Kobayashi, Pruski, and other scientists used DNP-NMR to get a much vivid picture of the structures of functionalized MSNs. “DNP” means “dynamic nuclear polarization,” a technique which uses microwaves to stimulate unpaired electrons in radicals and shift their high spin polarization to the nuclei in the sample being tested, offering considerably higher sensitivity, frequently by two orders of magnitude, and even greater savings of experimental time.

Conventional NMR, which measures the reactions of the nuclei of atoms positioned in a magnetic field to direct radio-frequency excitation, lacks the sensitivity required to recognize the internuclear interactions between various sites and functionalities on surfaces. When paired with DNP, as well as rapid magic angle spinning (MAS), NMR can be used to sense such interactions with unparalleled sensitivity.

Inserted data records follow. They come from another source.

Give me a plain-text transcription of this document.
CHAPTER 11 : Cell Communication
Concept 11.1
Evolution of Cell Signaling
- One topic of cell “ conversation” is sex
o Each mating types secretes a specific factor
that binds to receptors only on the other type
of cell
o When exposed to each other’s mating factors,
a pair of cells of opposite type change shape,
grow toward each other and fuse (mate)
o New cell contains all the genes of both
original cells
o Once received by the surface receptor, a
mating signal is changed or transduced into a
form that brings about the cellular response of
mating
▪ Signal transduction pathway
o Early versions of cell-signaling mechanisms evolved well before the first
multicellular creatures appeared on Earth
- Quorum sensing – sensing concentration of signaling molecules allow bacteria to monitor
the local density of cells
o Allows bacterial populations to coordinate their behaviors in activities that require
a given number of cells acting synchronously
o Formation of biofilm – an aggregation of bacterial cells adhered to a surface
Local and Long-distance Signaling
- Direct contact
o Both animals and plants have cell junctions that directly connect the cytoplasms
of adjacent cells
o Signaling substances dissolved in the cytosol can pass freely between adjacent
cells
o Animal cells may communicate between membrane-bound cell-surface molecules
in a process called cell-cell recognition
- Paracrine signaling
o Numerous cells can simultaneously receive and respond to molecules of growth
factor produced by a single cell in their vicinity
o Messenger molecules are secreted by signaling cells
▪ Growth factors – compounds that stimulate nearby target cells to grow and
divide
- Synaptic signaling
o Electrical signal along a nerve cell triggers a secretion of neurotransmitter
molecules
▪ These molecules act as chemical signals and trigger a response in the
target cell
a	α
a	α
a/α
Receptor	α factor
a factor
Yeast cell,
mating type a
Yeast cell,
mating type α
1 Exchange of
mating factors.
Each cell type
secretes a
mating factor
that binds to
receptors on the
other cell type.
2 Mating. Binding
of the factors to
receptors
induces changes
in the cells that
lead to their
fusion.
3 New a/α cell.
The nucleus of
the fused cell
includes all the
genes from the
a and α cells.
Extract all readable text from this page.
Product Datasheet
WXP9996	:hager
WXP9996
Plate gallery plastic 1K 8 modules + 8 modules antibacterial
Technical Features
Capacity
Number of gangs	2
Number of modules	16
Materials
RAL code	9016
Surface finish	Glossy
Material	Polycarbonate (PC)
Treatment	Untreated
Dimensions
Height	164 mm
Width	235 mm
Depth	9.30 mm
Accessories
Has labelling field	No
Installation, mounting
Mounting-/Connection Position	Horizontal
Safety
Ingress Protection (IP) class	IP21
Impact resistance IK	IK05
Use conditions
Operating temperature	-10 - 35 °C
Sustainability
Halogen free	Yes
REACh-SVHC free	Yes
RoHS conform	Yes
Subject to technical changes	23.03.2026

Not only did the DNP-NMR techniques obtain the atomic-scale location and distribution of the functional groups, but also the results invalidated some of the current concepts of how MSNs are created and how the diverse synthetic strategies impacted the distribution of functional groups across the silica pores.

By examining the role of various experimental conditions, our NMR techniques can give scientists the mechanistic insight they need to guide the synthesis of MSNs in a more controlled way.

Takeshi Kobayashi, NMR Scientist, Division of Chemical and Biological Sciences, Ames Laboratory

The research is discussed in detail in “Spatial distribution of silica-bound catalytic organic functional groups can now be revealed by conventional and DNP-enhanced solid-state NMR methods,” authored by T. Kobayashi and M. Pruski; and published in ACS Catalysis.